# EDO vs ET

(Redirected from Edovset)

# EDOs vs. Equal Temperaments

Equal divisions of the octave and equal temperaments are not the same thing, at least not in concept. An equal division of the octave is just that--a division of the pure 2/1 octave of 1200 cents into some number of equal parts. An equal temperament, on the other hand, is what you get when you take an EDO and declare its intervals to be approximations to Just Intonation, thus adding a new conceptual layer on top of the bare equal division.

## Why bother making this distinction?

There are many EDOs which, by virtue of some freak miracle of mathematics, happen to sound a lot like Just Intonation. Some say this is the case with 12-EDO, and that one of the reasons for its popularity is because it sounds enough like 5-limit (or perhaps even 7-limit) JI to please the masses, while being incredibly practical and convenient. Some also say that EDOs like 19, 22, 31, 34, 41, 46 or 53 sound even more like JI than 12-EDO, and this indeed seems to be the case. Because of this acoustic similarity between equal tunings and Just tunings, lots of people like to treat equal tunings as approximations to JI--in other words, temperaments. With EDOs such as these, it is possible to gain some level of insight into their harmonic structures by thinking in terms of approximate JI, and thus this approach has been very useful to many people.

However, it is not always true that those using EDOs are interested in approximating JI, nor is it true that describing all EDOs in terms of approximate JI is universally helpful or illuminating. As an example of the former, consider the atonalists, a loose school of 20th-century composers who sought to embrace the "equality" of equal temperament by treating every note as having equal musical importance, and thereby escape connotations of tonality that had previously defined Western classical music.

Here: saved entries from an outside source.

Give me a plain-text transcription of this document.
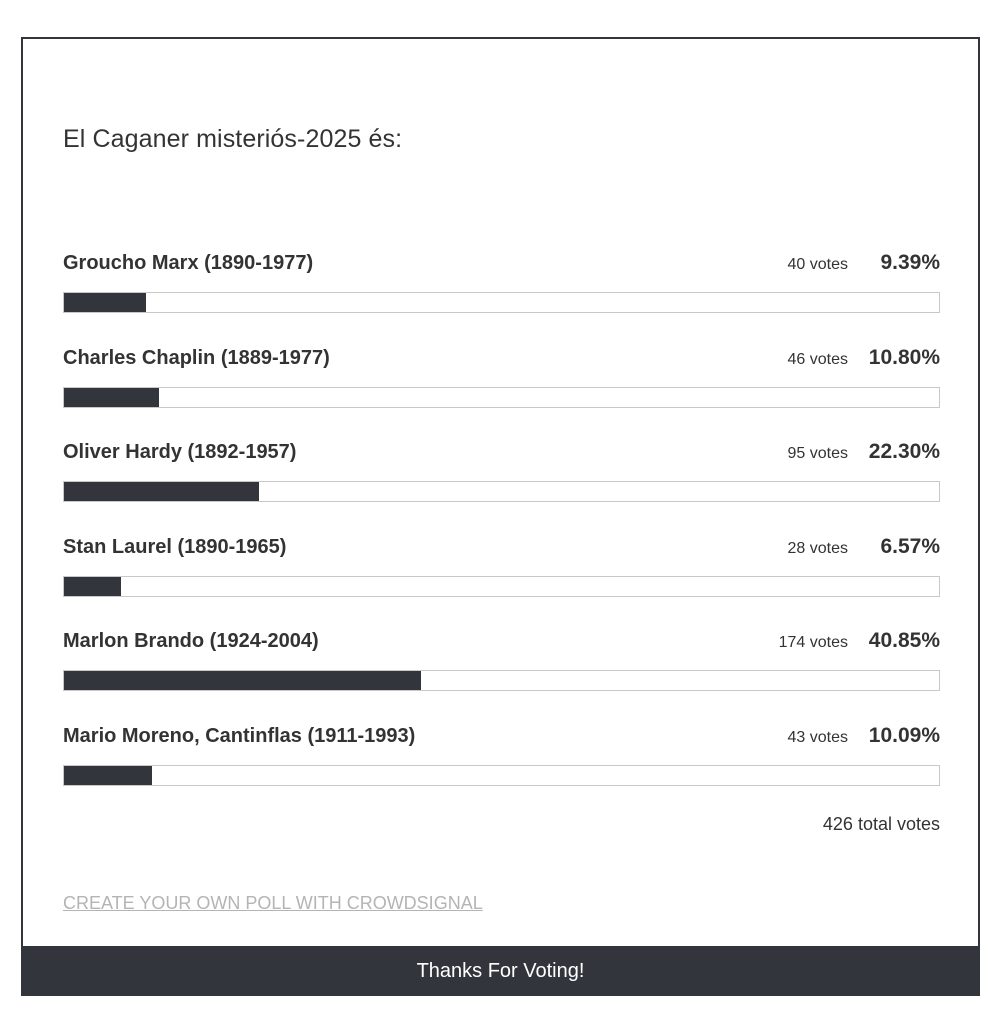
El Caganer misteriós-2025 és:
Groucho Marx (1890-1977)	40 votes 9.39%
Charles Chaplin (1889-1977)	46 votes 10.80%
Oliver Hardy (1892-1957)	95 votes 22.30%
Stan Laurel (1890-1965)	28 votes 6.57%
Marlon Brando (1924-2004)	174 votes 40.85%
Mario Moreno, Cantinflas (1911-1993)	43 votes 10.09%
426 total votes
CREATE YOUR OWN POLL WITH CROWDSIGNAL
Thanks For Voting!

Consider also 7-EDO: there is not a single triadic sonority within the EDO that is concordant enough to plausibly be conflated with Just Intonation, and attempts to describe its harmonic structures in terms of Just ratios is often more confusing than it is illuminating. It is not impossible to treat 7-EDO as an equal temperament, but the question arises of what is being gained in the process. One possible answer to that is that 7-EDO treated as a temperament, even though it is not actually used as one, is basic to Western musical theory. One step is a tone, two steps a third, three steps a fourth, four steps a fifth, five steps a sixth, six steps a seventh, and seven steps an octave. These can be major, minor, diminished or augmented, which are all the same to 7-EDO. It is understood that the perfect octave is a 2, and the perfect fifth must approximate 3/2; if the perfect major third approximates 5/4 then we have the <7 11 16| val of 7-EDO as a temperament lying behind the terminology of Western music. While true, this is also not really relevant to the use of 7-EDO itself as a musical scale.

Consider also 9-EDO; this has nearly pure intervals of 7/6 and 12/7, so close (one fifth of a cent) that they really cannot be heard as other than JI. However that is not enough to give 9-EDO the overall character of approximate JI. Nor does the fact that it possesses the same 400 cent major thirds as 12-EDO really do it, and the attempt to hear 667 cents as a fifth is at best marginally successful. What we find is a peculiar hybrid, a chimera neither fish nor fowl.